The more I understand about an offender’s thoughts or beliefs, the easier it is for me to identify potential thinking errors which may lead to future violations or recidivism. Ultimately, using the cognitive skills programming gives me the opportunity to more effectively supervise each offender.

Offenders have also responded positively to the program; one said: “I really needed to start thinking for a change so thank you for this class. I really learned a lot.” Another indicated that he attended “at first because my PO insisted. Then it became interesting and I obtained a lot from it. It helped me understand my thoughts, feelings, and actions a little better.”

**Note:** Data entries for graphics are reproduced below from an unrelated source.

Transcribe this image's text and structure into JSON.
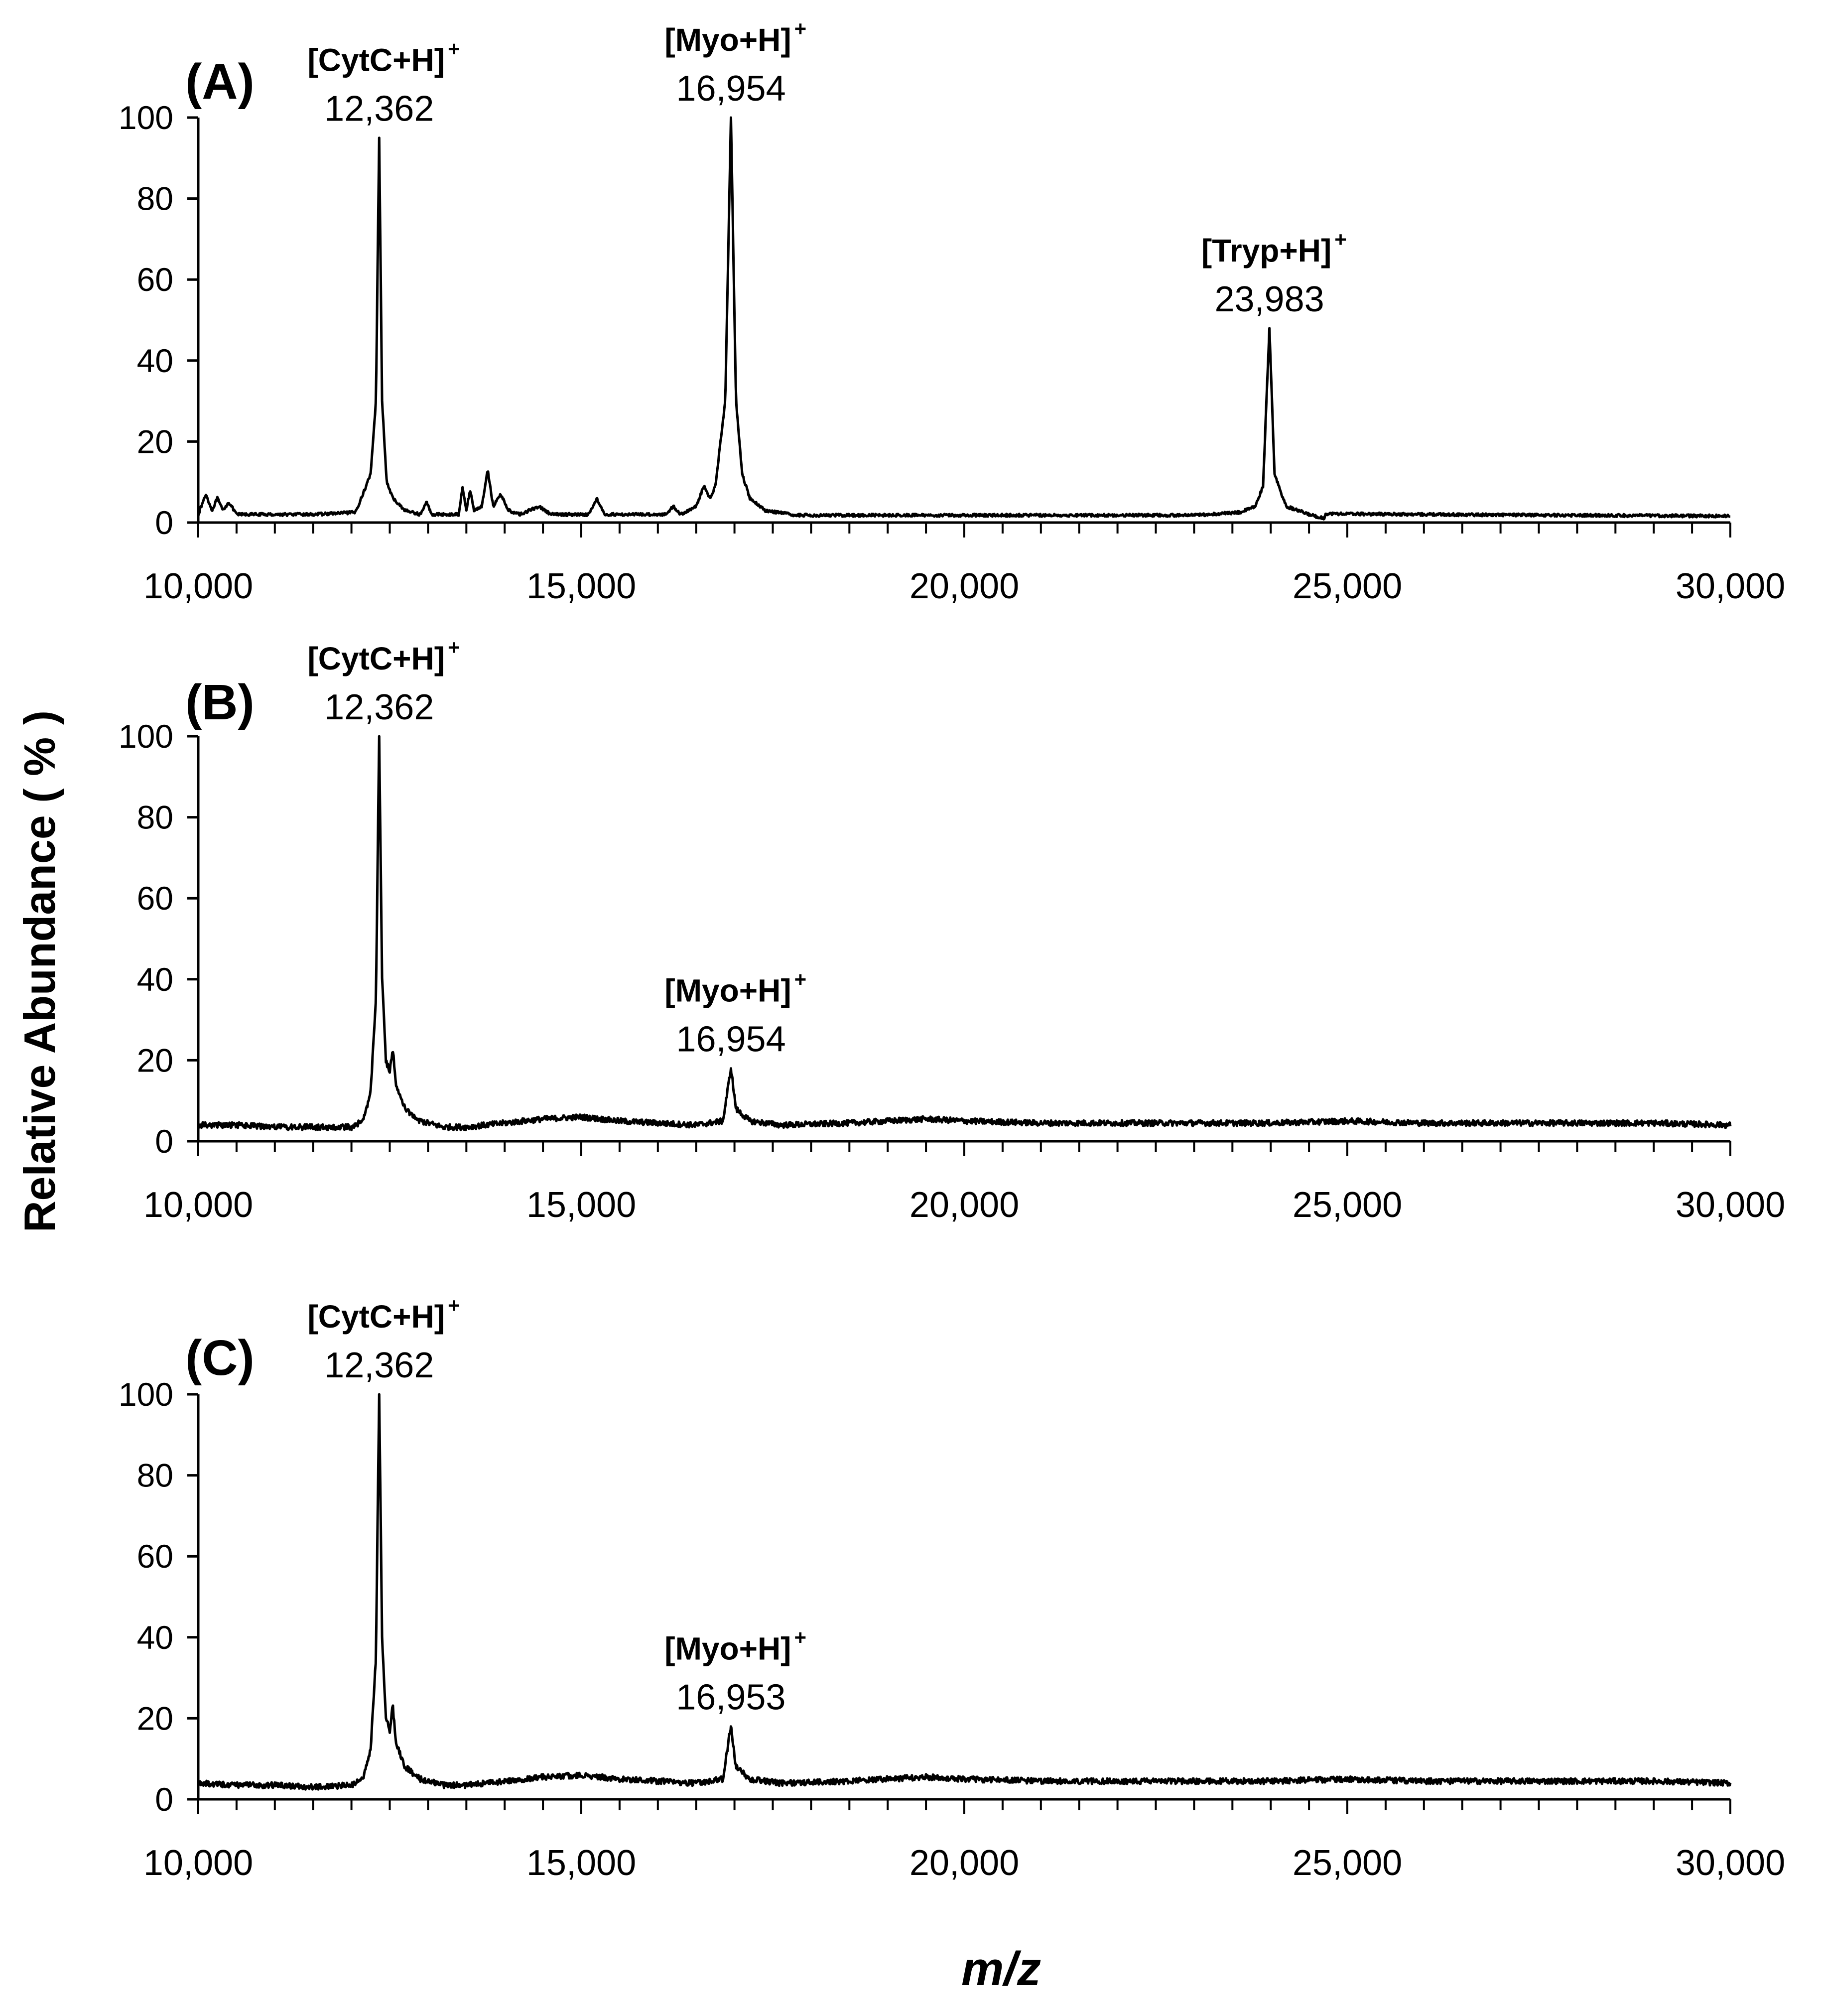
{
  "figure": {
    "ylabel": "Relative Abundance ( % )",
    "xlabel": "m/z",
    "ink_color": "#000000",
    "background": "#ffffff"
  },
  "chart_data": [
    {
      "type": "line",
      "panel_label": "(A)",
      "xlim": [
        10000,
        30000
      ],
      "ylim": [
        0,
        100
      ],
      "x_ticks": [
        "10,000",
        "15,000",
        "20,000",
        "25,000",
        "30,000"
      ],
      "y_ticks": [
        "0",
        "20",
        "40",
        "60",
        "80",
        "100"
      ],
      "grid": false,
      "legend": "none",
      "baseline": 2,
      "peaks": [
        {
          "ion": "[CytC+H]",
          "charge": "+",
          "mz_label": "12,362",
          "x": 12362,
          "y": 95
        },
        {
          "ion": "[Myo+H]",
          "charge": "+",
          "mz_label": "16,954",
          "x": 16954,
          "y": 100
        },
        {
          "ion": "[Tryp+H]",
          "charge": "+",
          "mz_label": "23,983",
          "x": 23983,
          "y": 48
        }
      ],
      "series": [
        {
          "values": [
            [
              10000,
              2
            ],
            [
              10100,
              7
            ],
            [
              10180,
              3
            ],
            [
              10250,
              6
            ],
            [
              10320,
              3
            ],
            [
              10400,
              5
            ],
            [
              10500,
              2
            ],
            [
              11000,
              2
            ],
            [
              11500,
              2
            ],
            [
              12050,
              2.5
            ],
            [
              12150,
              7
            ],
            [
              12250,
              12
            ],
            [
              12320,
              30
            ],
            [
              12362,
              95
            ],
            [
              12400,
              30
            ],
            [
              12460,
              10
            ],
            [
              12540,
              6
            ],
            [
              12700,
              3
            ],
            [
              12900,
              2
            ],
            [
              12980,
              5
            ],
            [
              13050,
              2
            ],
            [
              13400,
              2
            ],
            [
              13450,
              9
            ],
            [
              13500,
              3
            ],
            [
              13550,
              8
            ],
            [
              13600,
              3
            ],
            [
              13700,
              4
            ],
            [
              13780,
              13
            ],
            [
              13850,
              4
            ],
            [
              13950,
              7
            ],
            [
              14050,
              3
            ],
            [
              14200,
              2
            ],
            [
              14450,
              4
            ],
            [
              14600,
              2
            ],
            [
              15100,
              2
            ],
            [
              15200,
              6
            ],
            [
              15300,
              2
            ],
            [
              16100,
              2
            ],
            [
              16200,
              4
            ],
            [
              16300,
              2
            ],
            [
              16500,
              4
            ],
            [
              16600,
              9
            ],
            [
              16680,
              6
            ],
            [
              16750,
              9
            ],
            [
              16880,
              30
            ],
            [
              16954,
              100
            ],
            [
              17020,
              30
            ],
            [
              17100,
              12
            ],
            [
              17200,
              6
            ],
            [
              17400,
              3
            ],
            [
              17800,
              1.8
            ],
            [
              19000,
              1.8
            ],
            [
              21000,
              1.8
            ],
            [
              23000,
              1.8
            ],
            [
              23600,
              2.5
            ],
            [
              23800,
              4
            ],
            [
              23900,
              9
            ],
            [
              23983,
              48
            ],
            [
              24050,
              12
            ],
            [
              24200,
              4
            ],
            [
              24500,
              2
            ],
            [
              24700,
              1
            ],
            [
              24720,
              2.2
            ],
            [
              26000,
              2
            ],
            [
              28000,
              1.8
            ],
            [
              30000,
              1.6
            ]
          ]
        }
      ]
    },
    {
      "type": "line",
      "panel_label": "(B)",
      "xlim": [
        10000,
        30000
      ],
      "ylim": [
        0,
        100
      ],
      "x_ticks": [
        "10,000",
        "15,000",
        "20,000",
        "25,000",
        "30,000"
      ],
      "y_ticks": [
        "0",
        "20",
        "40",
        "60",
        "80",
        "100"
      ],
      "grid": false,
      "legend": "none",
      "baseline": 4,
      "peaks": [
        {
          "ion": "[CytC+H]",
          "charge": "+",
          "mz_label": "12,362",
          "x": 12362,
          "y": 100
        },
        {
          "ion": "[Myo+H]",
          "charge": "+",
          "mz_label": "16,954",
          "x": 16954,
          "y": 18
        }
      ],
      "series": [
        {
          "values": [
            [
              10000,
              4
            ],
            [
              10500,
              4
            ],
            [
              11000,
              3.5
            ],
            [
              11500,
              3.5
            ],
            [
              12000,
              3.5
            ],
            [
              12150,
              5
            ],
            [
              12250,
              12
            ],
            [
              12320,
              35
            ],
            [
              12362,
              100
            ],
            [
              12400,
              40
            ],
            [
              12450,
              20
            ],
            [
              12500,
              17
            ],
            [
              12540,
              23
            ],
            [
              12580,
              14
            ],
            [
              12700,
              8
            ],
            [
              12900,
              5
            ],
            [
              13200,
              3.5
            ],
            [
              13500,
              3.5
            ],
            [
              14000,
              4.5
            ],
            [
              14500,
              5.5
            ],
            [
              15000,
              6
            ],
            [
              15500,
              5
            ],
            [
              16000,
              4.5
            ],
            [
              16500,
              4
            ],
            [
              16850,
              5
            ],
            [
              16954,
              18
            ],
            [
              17020,
              8
            ],
            [
              17200,
              5
            ],
            [
              17600,
              4
            ],
            [
              18500,
              4.5
            ],
            [
              19000,
              5
            ],
            [
              19500,
              5.5
            ],
            [
              20000,
              5
            ],
            [
              21000,
              4.5
            ],
            [
              22000,
              4.5
            ],
            [
              23000,
              4.5
            ],
            [
              24000,
              4.5
            ],
            [
              25000,
              5
            ],
            [
              26000,
              4.5
            ],
            [
              27000,
              4.5
            ],
            [
              28000,
              4.5
            ],
            [
              29000,
              4.5
            ],
            [
              30000,
              4
            ]
          ]
        }
      ]
    },
    {
      "type": "line",
      "panel_label": "(C)",
      "xlim": [
        10000,
        30000
      ],
      "ylim": [
        0,
        100
      ],
      "x_ticks": [
        "10,000",
        "15,000",
        "20,000",
        "25,000",
        "30,000"
      ],
      "y_ticks": [
        "0",
        "20",
        "40",
        "60",
        "80",
        "100"
      ],
      "grid": false,
      "legend": "none",
      "baseline": 4,
      "peaks": [
        {
          "ion": "[CytC+H]",
          "charge": "+",
          "mz_label": "12,362",
          "x": 12362,
          "y": 100
        },
        {
          "ion": "[Myo+H]",
          "charge": "+",
          "mz_label": "16,953",
          "x": 16953,
          "y": 18
        }
      ],
      "series": [
        {
          "values": [
            [
              10000,
              4
            ],
            [
              10500,
              3.5
            ],
            [
              11000,
              3.5
            ],
            [
              11500,
              3
            ],
            [
              12000,
              3.5
            ],
            [
              12150,
              5
            ],
            [
              12250,
              12
            ],
            [
              12320,
              35
            ],
            [
              12362,
              100
            ],
            [
              12400,
              40
            ],
            [
              12450,
              20
            ],
            [
              12500,
              17
            ],
            [
              12540,
              23
            ],
            [
              12580,
              14
            ],
            [
              12700,
              8
            ],
            [
              12900,
              5
            ],
            [
              13200,
              3.5
            ],
            [
              13500,
              3.5
            ],
            [
              14000,
              4.5
            ],
            [
              14500,
              5.5
            ],
            [
              15000,
              6
            ],
            [
              15500,
              5
            ],
            [
              16000,
              4.5
            ],
            [
              16500,
              4
            ],
            [
              16850,
              5
            ],
            [
              16953,
              18
            ],
            [
              17020,
              8
            ],
            [
              17200,
              5
            ],
            [
              17600,
              4
            ],
            [
              18500,
              4.5
            ],
            [
              19000,
              5
            ],
            [
              19500,
              5.5
            ],
            [
              20000,
              5
            ],
            [
              21000,
              4.5
            ],
            [
              22000,
              4.5
            ],
            [
              23000,
              4.5
            ],
            [
              24000,
              4.5
            ],
            [
              25000,
              5
            ],
            [
              26000,
              4.5
            ],
            [
              27000,
              4.5
            ],
            [
              28000,
              4.5
            ],
            [
              29000,
              4.5
            ],
            [
              30000,
              4
            ]
          ]
        }
      ]
    }
  ]
}
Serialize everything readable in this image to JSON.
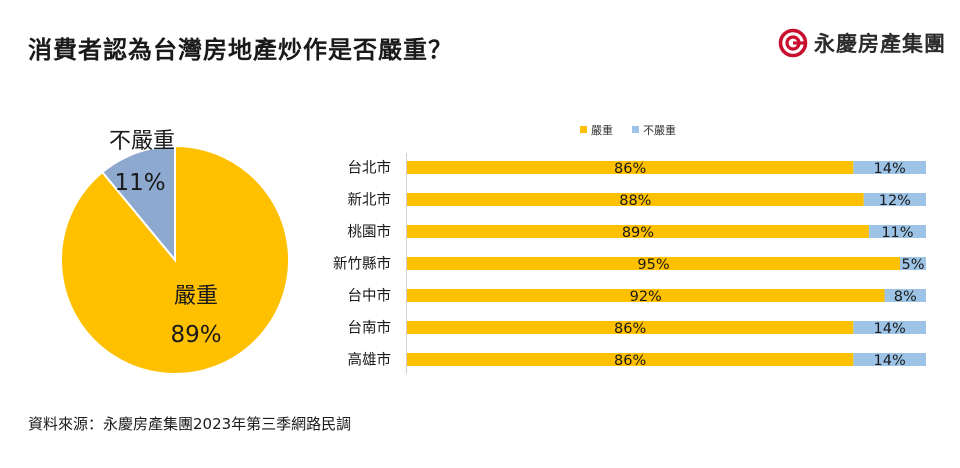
{
  "header": {
    "title": "消費者認為台灣房地產炒作是否嚴重？",
    "brand": "永慶房產集團"
  },
  "footer": {
    "source": "資料來源：永慶房產集團2023年第三季網路民調"
  },
  "colors": {
    "severe": "#FFC000",
    "not_severe": "#9DC3E6",
    "pie_not_severe": "#8EA9D0",
    "brand_red": "#C8102E"
  },
  "icons": {
    "brand": "spiral-logo-icon"
  },
  "chart_data": [
    {
      "type": "pie",
      "slices": [
        {
          "label": "嚴重",
          "value": 89,
          "display": "89%"
        },
        {
          "label": "不嚴重",
          "value": 11,
          "display": "11%"
        }
      ]
    },
    {
      "type": "bar",
      "orientation": "horizontal",
      "stacked": "percent",
      "categories": [
        "台北市",
        "新北市",
        "桃園市",
        "新竹縣市",
        "台中市",
        "台南市",
        "高雄市"
      ],
      "series": [
        {
          "name": "嚴重",
          "values": [
            86,
            88,
            89,
            95,
            92,
            86,
            86
          ]
        },
        {
          "name": "不嚴重",
          "values": [
            14,
            12,
            11,
            5,
            8,
            14,
            14
          ]
        }
      ],
      "legend": "top-center",
      "xlim": [
        0,
        100
      ],
      "grid": false
    }
  ]
}
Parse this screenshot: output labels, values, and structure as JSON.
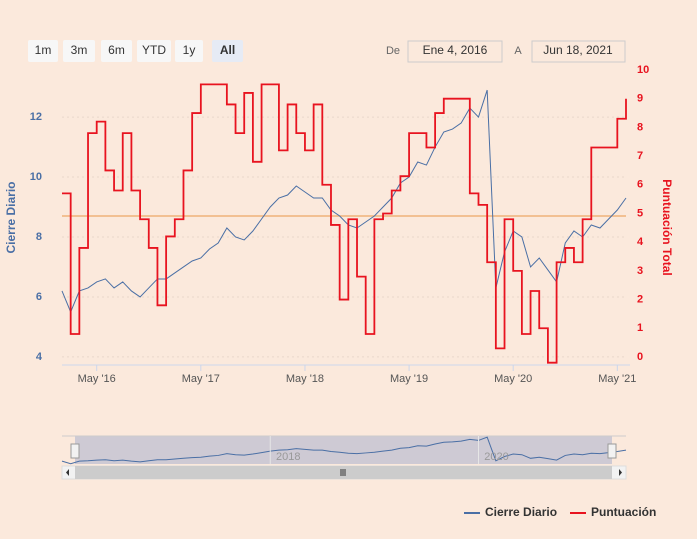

Three federal probation districts ( Hawaii, Nevada, Northern Iowa) decided to take a unique approach to cognitive-behavioral programming; they teamed up with The Change Companies of Carson City, Nevada, to develop a CBT offender journaling program. The program, Interactive Journaling, addresses the “Big Six” criminogenic need areas, including antisocial values, criminal peers, low self-control, dysfunctional family ties, substance abuse, and criminal personality.

The Interactive Journals serve the offender through application-focused exercises and skill-building activities based upon the transtheoretical model of change, in addition to cognitive-behavioral concepts. As the offenders gather relevant information related to their problem areas, they can map out their past, present, and future, creating a personal and lasting tool for change. The journals can be implemented in a group or individual setting. The District of Nevada is utilizing the expertise of the University of Nevada, Las Vegas, to design an experimental study of the Interactive Journaling program to assess its effectiveness in reducing participants’ recidivism.


Cognitive-behavioral programs have been shown to reduce recidivism as long as the programs are implemented well. As with any program, intensive planning about the program to use, logistics of providing the service, quality assurance, and evaluation of effectiveness should occur prior to actual implementation. Such planning will increase the likelihood of successful implementation, while evaluation of the program allows districts to address problems that may occur, particularly around program fidelity. With good cognitive-behavioral programming, districts can increase their effectiveness in addressing offender issues.